We maintain our BUY
call on Bumi Armada, with an unchanged sum-of-parts-based fair value of RM5.05/share, which implies an FY12F PE of 26x.
We maintain FY12F-FY13F earnings as FY11 net profit of RM360mil
was in line with our expectation – 5% below our forecast and 3% below street
estimate’s RM369mil. We introduce FY14F net profit with a 14% growth, assuming
that the group’s floating production storage offloading (FPSO) fleet increases
by one to 10.
Our forecasts had earlier already incorporated two new FPSO
contracts awarded last year:- (1) the Armada Clair floating, production,
storage and offloading (FPSO) charter from Apache Energy Ltd at WA-49-L of the
Balnaves Field, Northern Carnarvon Basin, offshore north-west Australia; and
(2) the 50:50 JV with Forbes for ONGC’s D1 Mumbai field in India. We have
introduced FY12F-FY14F DPS based on a payout ratio of 15% given the group’s
surprise FY11 tax-exempt dividend of 2.5 sen.
QoQ, the group’s 4QFY11 net profit rose 35% to RM125mil due
to:- (1) higher FPSO revenues from the Australian Apache and India’s D1
contracts, and (2) higher transport and installation (T&I) from the Armada
Installer’s 70% capacity take-up guarantee by Petronas and completion of the
Sepat Floating Storage Offloading unit installation, 3) rise in vessel utilisation
from 96% from 93% in 3QFY11, and 4) absence of the RM27mil listing and call
option expenses incurred in 3QFY11.
Including renewable options of RM3.1bil to the group’s firm orders
of RM6.9bil, the group’s order book of RM9.9bil represents 4.3x FY12F revenue.

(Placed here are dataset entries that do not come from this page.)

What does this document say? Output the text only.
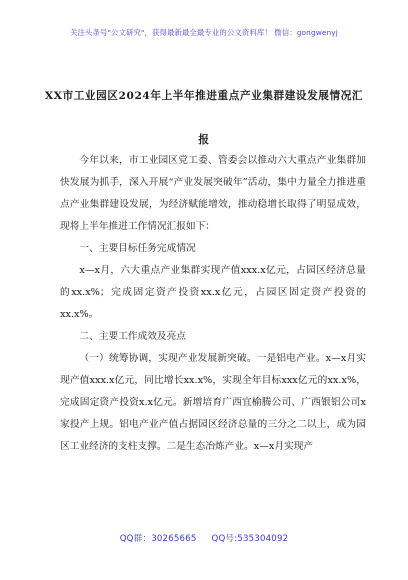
关注头条号"公文研究"，获得最新最全最专业的公文资料库！ 微信：gongwenyj
XX市工业园区2024年上半年推进重点产业集群建设发展情况汇报

今年以来，市工业园区党工委、管委会以推动六大重点产业集群加快发展为抓手，深入开展“产业发展突破年”活动，集中力量全力推进重点产业集群建设发展，为经济赋能增效，推动稳增长取得了明显成效，现将上半年推进工作情况汇报如下：

一、主要目标任务完成情况

x—x月，六大重点产业集群实现产值xxx.x亿元，占园区经济总量的xx.x%；完成固定资产投资xx.x亿元，占园区固定资产投资的xx.x%。

二、主要工作成效及亮点

（一）统筹协调，实现产业发展新突破。一是铝电产业。x—x月实现产值xxx.x亿元，同比增长xx.x%，实现全年目标xxx亿元的xx.x%，完成固定资产投资x.x亿元。新增培育广西宜榆腾公司、广西银铝公司x家投产上规。铝电产业产值占据园区经济总量的三分之二以上，成为园区工业经济的支柱支撑。二是生态冶炼产业。x—x月实现产

QQ群：30265665 QQ号:535304092
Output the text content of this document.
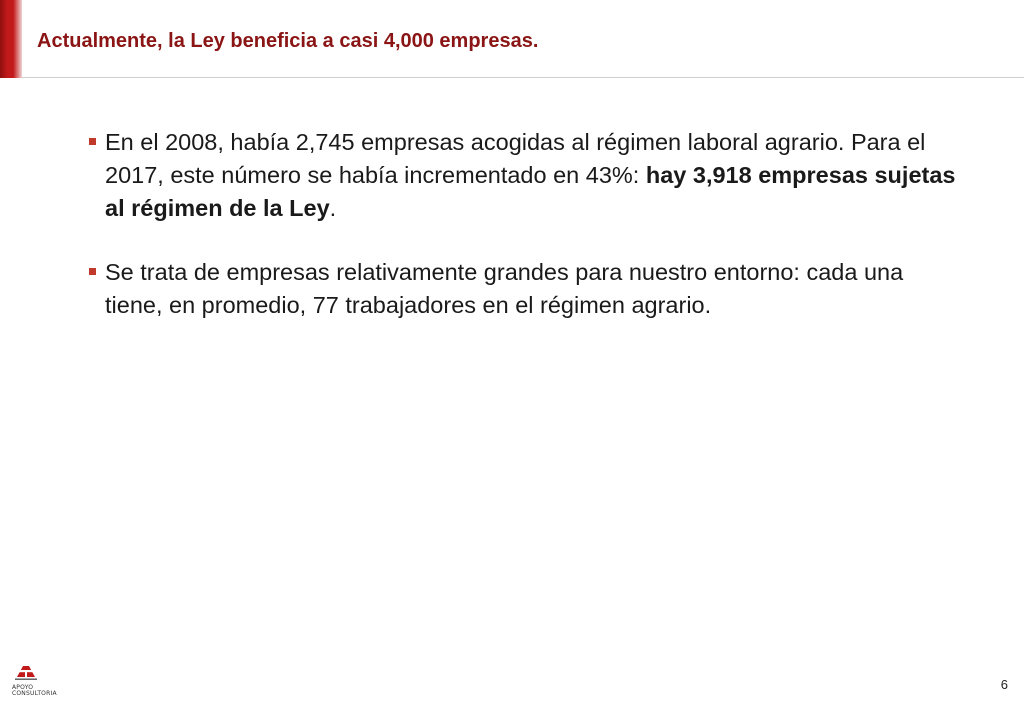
Actualmente, la Ley beneficia a casi 4,000 empresas.
En el 2008, había 2,745 empresas acogidas al régimen laboral agrario. Para el 2017, este número se había incrementado en 43%: hay 3,918 empresas sujetas al régimen de la Ley.
Se trata de empresas relativamente grandes para nuestro entorno: cada una tiene, en promedio, 77 trabajadores en el régimen agrario.
APOYO
CONSULTORIA
6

This is likely to increase as the group is currently bidding for six FPSO
contracts in Malaysia, Indonesia, India and West Africa. Bumi Armada, together with Delcom-Emas
Offshore being the only two bidders for the St Joseph chemical enhance oil recovery
(CEOR) vessel, expects the award within the next 2-3 weeks. There could also be
another chemical CEOR prospect in the Angsi field, Sabah. Additionally, the
group, together with MISC-Ramunia, is bidding for Hess’ FPSO charter in the
North Malay basin.
Besides FPSOs, the group is also tendering for T&I jobs worth
US$250mil in the Caspian, Nigeria, Angola and Australia. Amid tightening vessel
utilisation, the group plans to acquire or build up to 10 offshore support
vessels, mainly in platform support or accommodation work vessels.
We continue to like the stock, given that re-rating
catalysts stem from :- (1) Rising likelihood of new FPSO contracts as oil &
gas developments reignite globally; (2) tighter vessel utilisation rates; (3)
potential marginal field excitement; and (4) premium scarcity for oil & gas
stocks with large market capitalisation.
The stock currently trades at an attractive FY12F PE of 20x compared
with Dialog Group’s peak of 40x in 2007.